When I go to the Urologist he/she only cares about that part of me. Same with the Cardiologist or Gynecologist. This does not help in my case. In fact it does me more harm than good.

If the Urologist had taken time to look in my file and see that I am Bipolar with Conversion Disorder and I also have Celiac Disease things might have went smoother. I might not have been on the ground beside my car crying after the appointment.

He didn’t care about what I had to say. He just wanted to come in, tell me what was going to happen and leave. I couldn’t do it. I could not have anything else to do with the Hospital I had been in. I literally watched my mother die there. The care I got was so bad my friend and her mother wanted to kidnap me out of there. I’ve already gone over the lack of care, comments made about being Bipolar and not taking me to the bathroom. Why would I want to have anything done there again? Absolutely not.
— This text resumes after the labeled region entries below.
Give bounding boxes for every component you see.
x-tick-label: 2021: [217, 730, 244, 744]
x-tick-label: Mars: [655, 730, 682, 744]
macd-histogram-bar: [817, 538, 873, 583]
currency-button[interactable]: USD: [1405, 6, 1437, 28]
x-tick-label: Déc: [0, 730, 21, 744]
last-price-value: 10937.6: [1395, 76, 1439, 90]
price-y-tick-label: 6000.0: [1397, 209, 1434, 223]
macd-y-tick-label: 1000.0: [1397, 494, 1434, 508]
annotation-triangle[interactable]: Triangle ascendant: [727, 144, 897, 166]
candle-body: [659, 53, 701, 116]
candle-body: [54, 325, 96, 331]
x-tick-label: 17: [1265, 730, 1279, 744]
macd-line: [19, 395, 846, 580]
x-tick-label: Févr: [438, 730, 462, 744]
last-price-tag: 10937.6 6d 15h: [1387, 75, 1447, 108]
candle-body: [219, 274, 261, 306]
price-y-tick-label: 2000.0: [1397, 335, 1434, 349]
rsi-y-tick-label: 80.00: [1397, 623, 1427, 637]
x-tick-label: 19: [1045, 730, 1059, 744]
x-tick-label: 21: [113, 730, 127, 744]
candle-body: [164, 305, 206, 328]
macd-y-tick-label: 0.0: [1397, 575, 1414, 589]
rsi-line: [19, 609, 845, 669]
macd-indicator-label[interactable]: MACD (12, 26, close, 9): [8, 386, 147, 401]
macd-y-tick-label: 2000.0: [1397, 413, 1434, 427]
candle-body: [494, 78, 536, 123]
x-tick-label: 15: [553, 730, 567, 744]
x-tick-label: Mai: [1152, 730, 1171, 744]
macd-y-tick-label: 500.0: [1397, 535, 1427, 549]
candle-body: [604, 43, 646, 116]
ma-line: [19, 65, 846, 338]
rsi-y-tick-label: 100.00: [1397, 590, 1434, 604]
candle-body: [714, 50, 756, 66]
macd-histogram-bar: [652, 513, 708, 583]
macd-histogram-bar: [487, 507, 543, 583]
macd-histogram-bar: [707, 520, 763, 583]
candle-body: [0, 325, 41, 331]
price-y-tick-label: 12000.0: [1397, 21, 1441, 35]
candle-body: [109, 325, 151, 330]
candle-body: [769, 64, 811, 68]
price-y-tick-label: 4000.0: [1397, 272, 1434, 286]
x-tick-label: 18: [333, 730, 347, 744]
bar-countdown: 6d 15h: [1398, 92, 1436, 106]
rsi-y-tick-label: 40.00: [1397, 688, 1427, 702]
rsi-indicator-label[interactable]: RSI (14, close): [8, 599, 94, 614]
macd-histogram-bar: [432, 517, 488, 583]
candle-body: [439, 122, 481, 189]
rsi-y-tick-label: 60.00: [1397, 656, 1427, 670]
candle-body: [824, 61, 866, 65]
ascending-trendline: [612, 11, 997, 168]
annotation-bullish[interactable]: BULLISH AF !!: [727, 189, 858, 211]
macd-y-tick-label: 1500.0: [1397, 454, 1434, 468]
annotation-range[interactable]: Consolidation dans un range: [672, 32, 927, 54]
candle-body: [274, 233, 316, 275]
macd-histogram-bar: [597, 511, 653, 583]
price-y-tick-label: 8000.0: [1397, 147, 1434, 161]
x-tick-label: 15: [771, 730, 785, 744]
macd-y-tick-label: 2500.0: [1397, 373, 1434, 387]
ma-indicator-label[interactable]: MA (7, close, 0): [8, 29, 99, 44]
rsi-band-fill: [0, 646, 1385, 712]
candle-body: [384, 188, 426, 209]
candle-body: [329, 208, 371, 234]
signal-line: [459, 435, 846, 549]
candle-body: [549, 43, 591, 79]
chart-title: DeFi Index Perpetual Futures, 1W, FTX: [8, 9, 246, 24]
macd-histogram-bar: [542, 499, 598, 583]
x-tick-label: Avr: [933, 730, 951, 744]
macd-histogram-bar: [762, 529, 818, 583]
He wouldn’t listen. He just said if I wanted him and “the team” to “live” than that was what I had to do. I told him that he was the only person I had seen besides the nurses and his associate. I asked him if he had privileges at other hospitals why did I have to go to a place I didn’t like? He said he didn’t like it either but that’s where my “team” was. I was getting upset at this time. I said “WHAT TEAM??!!” it was only him. He was getting cockier and ruder by the minute. Again with the “if I want to live” thing. I wanted to ask him if he looked at my file at all. I’m Bipolar, sometimes I don’t know if I want to live or not. He wasn’t making things easier. My meds probably had not been metabolized correctly for quite some time. It’s why I was usually crying. If he had just taken the time to look at me as a person and not a bladder or ureter problem to solve what a difference it would have made.

At the end of the appointment I was crying and begging this person to help me and not hate me. PATHETIC. I think about it now and I’m so embarrassed that I would give anyone that kind of power. There are other doctors but at the time I was scared. I had been told by several doctors that whatever is going on is serious so I panicked. It didn’t give him the right to bully me into doing what he wanted. He was smiling when I left. I was trying not to hiccup from holding back my emotions and tears. I shouldn’t let anyone get to me like that.

If your Doctor isn’t listening to your valid questions or requests, find another one. It’s the best advice I can give.

The Urologist wanted me to go to his Hematology/Oncology doctor. I have my own excellent, caring, understanding Hematology/Oncology doctor that I told him I would be using. Before he could say a word I said “He graduated with you and has an excellent reputation, he was just voted Top Doc in our State I’m sure you wouldn’t have problem with him.” He said nothing. How could he? The guy was in his graduating class and he knew him. The only time I felt in control.

In conclusion Whole Person/Patient Care is a must. The brain greatly effects the body and vice versa. You need to see a person as a complete package not just one part. It will never work if our Healthcare System continues this way. I’m hopeful things will change. There are good doctors out there you just have to find them and see if they take your insurance. lol Sorry that’s whole different problem.